Patricia Annino is a sought after speaker and nationally recognized authority on women and estate planning.  She educates and empowers women to value themselves and their contributions in order to ACCOMPLISH GREAT THINGS in the world – and in so doing PROTECT THEMSELVES, those they love, and the organizations they care about.  Annino recently released an updated version of her successful book, Women and Money: A Practical Guide to Estate Planning to include recent changes in the laws that govern how we protect our assets during and beyond our lifetime.  To download Annino’s FREE eBook, Estate Planning 101 visit,


  1. Great article, Patricia.
    Complementary to your 4 trends, I’d like to add a 5th.
    With people living longer, more “stuff” gets accumulated, across the board, and that “stuff” too quickly gets forgotten and lost. Between $35 and $400 BILLION dollars is escheated (confiscated) by US state governments because people don’t know that their loved ones have/had assets and if they do know it, they don’t know where they are. I push the concept that part of good estate planning is having a digital “roadmap” that is continually updated and can be worked on, as a family. It’s so important, for example, to not only know the medical histories of parents and grandparents, but also to be aware of online accounts, passwords and purchased URLs, all of the insurance policies, contracts, service providers, home inventories and other information that, with proactive organizing, can be quickly accessed and seamlessly transitioned from one generation to the next, all the while having the important information right at your fingertips so that when, not if, a medical or natural disaster occurs, everyone has the information to make informed decisions. Hopefully, together.
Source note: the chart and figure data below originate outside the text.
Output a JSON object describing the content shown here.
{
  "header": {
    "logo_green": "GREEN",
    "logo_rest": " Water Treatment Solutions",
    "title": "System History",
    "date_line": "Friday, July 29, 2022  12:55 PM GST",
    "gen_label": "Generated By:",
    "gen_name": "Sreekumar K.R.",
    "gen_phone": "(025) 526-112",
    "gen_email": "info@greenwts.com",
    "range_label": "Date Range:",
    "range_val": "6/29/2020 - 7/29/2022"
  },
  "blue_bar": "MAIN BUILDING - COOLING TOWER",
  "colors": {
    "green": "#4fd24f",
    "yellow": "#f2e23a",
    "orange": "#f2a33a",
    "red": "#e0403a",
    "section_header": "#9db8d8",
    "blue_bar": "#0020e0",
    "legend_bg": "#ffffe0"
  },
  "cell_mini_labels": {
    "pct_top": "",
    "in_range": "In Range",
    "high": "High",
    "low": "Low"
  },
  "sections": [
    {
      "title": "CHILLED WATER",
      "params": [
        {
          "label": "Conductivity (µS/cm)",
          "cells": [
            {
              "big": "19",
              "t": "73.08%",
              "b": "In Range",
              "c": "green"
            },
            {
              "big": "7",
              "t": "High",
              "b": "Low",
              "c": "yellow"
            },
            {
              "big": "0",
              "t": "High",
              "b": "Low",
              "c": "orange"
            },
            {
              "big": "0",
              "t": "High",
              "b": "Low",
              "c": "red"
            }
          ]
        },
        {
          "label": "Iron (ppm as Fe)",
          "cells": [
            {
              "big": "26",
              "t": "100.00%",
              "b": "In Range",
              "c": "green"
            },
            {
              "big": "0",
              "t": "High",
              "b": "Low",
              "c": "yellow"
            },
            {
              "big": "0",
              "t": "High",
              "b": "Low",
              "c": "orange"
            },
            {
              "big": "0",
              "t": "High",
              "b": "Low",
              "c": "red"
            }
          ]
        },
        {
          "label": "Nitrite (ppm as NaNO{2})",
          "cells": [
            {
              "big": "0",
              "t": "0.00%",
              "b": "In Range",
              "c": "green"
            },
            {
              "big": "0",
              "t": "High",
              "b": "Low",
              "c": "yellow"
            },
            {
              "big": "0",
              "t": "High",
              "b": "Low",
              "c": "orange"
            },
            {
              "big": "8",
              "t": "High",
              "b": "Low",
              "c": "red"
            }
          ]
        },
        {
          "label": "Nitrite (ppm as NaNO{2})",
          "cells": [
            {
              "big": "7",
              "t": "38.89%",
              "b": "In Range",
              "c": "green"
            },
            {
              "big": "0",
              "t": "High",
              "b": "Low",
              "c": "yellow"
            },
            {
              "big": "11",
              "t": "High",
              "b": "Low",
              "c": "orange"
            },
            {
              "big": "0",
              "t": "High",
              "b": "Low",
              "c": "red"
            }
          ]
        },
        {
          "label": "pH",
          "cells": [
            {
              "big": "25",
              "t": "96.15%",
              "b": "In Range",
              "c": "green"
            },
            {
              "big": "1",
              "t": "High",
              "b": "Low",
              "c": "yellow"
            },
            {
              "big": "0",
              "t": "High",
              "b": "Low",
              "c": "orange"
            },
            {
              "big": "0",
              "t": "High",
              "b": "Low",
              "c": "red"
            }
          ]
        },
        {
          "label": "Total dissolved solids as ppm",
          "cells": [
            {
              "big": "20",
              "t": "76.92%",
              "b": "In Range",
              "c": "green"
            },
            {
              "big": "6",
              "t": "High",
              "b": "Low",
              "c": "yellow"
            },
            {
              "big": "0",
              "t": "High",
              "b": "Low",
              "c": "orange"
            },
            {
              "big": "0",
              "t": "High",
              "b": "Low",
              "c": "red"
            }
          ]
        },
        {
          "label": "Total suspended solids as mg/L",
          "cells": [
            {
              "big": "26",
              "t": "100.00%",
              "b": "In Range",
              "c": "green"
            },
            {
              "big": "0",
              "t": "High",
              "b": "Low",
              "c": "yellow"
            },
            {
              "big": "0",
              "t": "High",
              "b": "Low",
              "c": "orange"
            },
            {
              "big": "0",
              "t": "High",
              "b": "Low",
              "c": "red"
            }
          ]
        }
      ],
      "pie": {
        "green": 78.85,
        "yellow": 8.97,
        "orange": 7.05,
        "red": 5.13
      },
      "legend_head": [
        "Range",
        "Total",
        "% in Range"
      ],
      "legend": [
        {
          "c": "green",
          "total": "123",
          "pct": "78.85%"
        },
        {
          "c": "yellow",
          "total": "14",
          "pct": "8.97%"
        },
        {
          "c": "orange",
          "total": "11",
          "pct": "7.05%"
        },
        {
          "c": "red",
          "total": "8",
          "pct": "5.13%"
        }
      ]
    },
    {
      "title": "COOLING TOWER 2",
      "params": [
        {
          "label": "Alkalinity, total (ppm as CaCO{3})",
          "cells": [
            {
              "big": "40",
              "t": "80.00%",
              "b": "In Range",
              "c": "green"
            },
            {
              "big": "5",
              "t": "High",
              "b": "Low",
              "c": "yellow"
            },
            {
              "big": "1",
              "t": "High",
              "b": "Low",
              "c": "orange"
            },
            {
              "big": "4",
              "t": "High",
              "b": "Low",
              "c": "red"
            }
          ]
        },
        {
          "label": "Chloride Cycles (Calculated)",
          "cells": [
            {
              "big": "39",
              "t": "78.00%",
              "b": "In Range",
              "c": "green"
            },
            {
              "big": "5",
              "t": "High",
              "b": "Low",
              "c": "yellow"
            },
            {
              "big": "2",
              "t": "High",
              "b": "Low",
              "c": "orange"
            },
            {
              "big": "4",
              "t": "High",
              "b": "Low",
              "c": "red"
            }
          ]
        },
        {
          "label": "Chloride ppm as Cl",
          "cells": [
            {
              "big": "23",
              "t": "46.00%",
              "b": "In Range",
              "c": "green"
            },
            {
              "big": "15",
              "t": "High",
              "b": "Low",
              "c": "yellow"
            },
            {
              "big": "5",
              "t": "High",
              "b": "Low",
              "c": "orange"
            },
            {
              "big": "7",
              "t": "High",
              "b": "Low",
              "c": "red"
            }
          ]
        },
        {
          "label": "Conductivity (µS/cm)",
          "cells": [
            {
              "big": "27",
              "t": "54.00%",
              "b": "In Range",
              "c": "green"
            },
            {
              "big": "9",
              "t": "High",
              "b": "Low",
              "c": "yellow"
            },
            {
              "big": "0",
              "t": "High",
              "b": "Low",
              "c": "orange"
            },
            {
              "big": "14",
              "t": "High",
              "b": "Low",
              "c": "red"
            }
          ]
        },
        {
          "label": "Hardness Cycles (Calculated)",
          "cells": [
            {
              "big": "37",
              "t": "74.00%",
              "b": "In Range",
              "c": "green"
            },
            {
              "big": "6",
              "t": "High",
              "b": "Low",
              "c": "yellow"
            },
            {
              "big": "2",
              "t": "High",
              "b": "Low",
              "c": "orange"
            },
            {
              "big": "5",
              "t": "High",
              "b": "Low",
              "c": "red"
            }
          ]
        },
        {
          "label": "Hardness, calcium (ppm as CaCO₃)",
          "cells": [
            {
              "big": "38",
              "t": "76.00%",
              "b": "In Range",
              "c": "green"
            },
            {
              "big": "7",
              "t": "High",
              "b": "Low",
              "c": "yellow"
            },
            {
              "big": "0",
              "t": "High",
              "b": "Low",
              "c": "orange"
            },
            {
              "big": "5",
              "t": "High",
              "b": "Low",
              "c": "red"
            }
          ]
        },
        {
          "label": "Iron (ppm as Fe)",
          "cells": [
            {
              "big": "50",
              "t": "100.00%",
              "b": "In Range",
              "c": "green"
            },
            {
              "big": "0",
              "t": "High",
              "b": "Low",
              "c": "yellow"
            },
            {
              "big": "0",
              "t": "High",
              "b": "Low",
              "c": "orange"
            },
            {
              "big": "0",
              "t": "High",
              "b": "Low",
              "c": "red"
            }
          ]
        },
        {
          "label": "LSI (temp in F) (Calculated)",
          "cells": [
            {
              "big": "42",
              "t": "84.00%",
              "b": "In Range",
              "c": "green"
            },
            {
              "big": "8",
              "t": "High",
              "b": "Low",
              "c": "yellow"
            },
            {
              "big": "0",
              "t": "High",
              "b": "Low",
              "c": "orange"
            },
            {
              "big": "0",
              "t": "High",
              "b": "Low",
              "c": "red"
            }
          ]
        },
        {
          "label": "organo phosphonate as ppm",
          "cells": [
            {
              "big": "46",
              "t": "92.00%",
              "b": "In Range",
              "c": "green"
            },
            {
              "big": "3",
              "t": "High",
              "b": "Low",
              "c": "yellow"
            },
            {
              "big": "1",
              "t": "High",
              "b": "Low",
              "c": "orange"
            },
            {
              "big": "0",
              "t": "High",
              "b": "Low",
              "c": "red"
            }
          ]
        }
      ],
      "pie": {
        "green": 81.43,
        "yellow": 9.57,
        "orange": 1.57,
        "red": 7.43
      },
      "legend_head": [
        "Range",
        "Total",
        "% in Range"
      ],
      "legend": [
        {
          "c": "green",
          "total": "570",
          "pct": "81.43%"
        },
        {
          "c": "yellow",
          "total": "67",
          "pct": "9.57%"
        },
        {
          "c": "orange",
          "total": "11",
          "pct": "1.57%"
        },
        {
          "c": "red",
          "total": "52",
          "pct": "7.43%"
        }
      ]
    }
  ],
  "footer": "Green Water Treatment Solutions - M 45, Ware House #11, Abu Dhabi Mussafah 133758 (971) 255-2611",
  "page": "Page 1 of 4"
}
  2. This is a great post, Patricia. I find it interesting that the rise of some of these issues- lack,of up to date POA and increased estate litigation would be coinciding with the rise of DIY legal document generation sites like Legalzoom. I don’t this there is a measurable cause and effect correlation (although I’m sure there is a relationship). What I find interesting is the public’s increasing comfort and insistence with the DIY model while at the same time crying foul to attorneys when those solutions don’t work who then have to clean up the mess.

    Your point about women is also a great one to which I had not given much thought, but I think it’s spot on that planners remain mindful of that reality.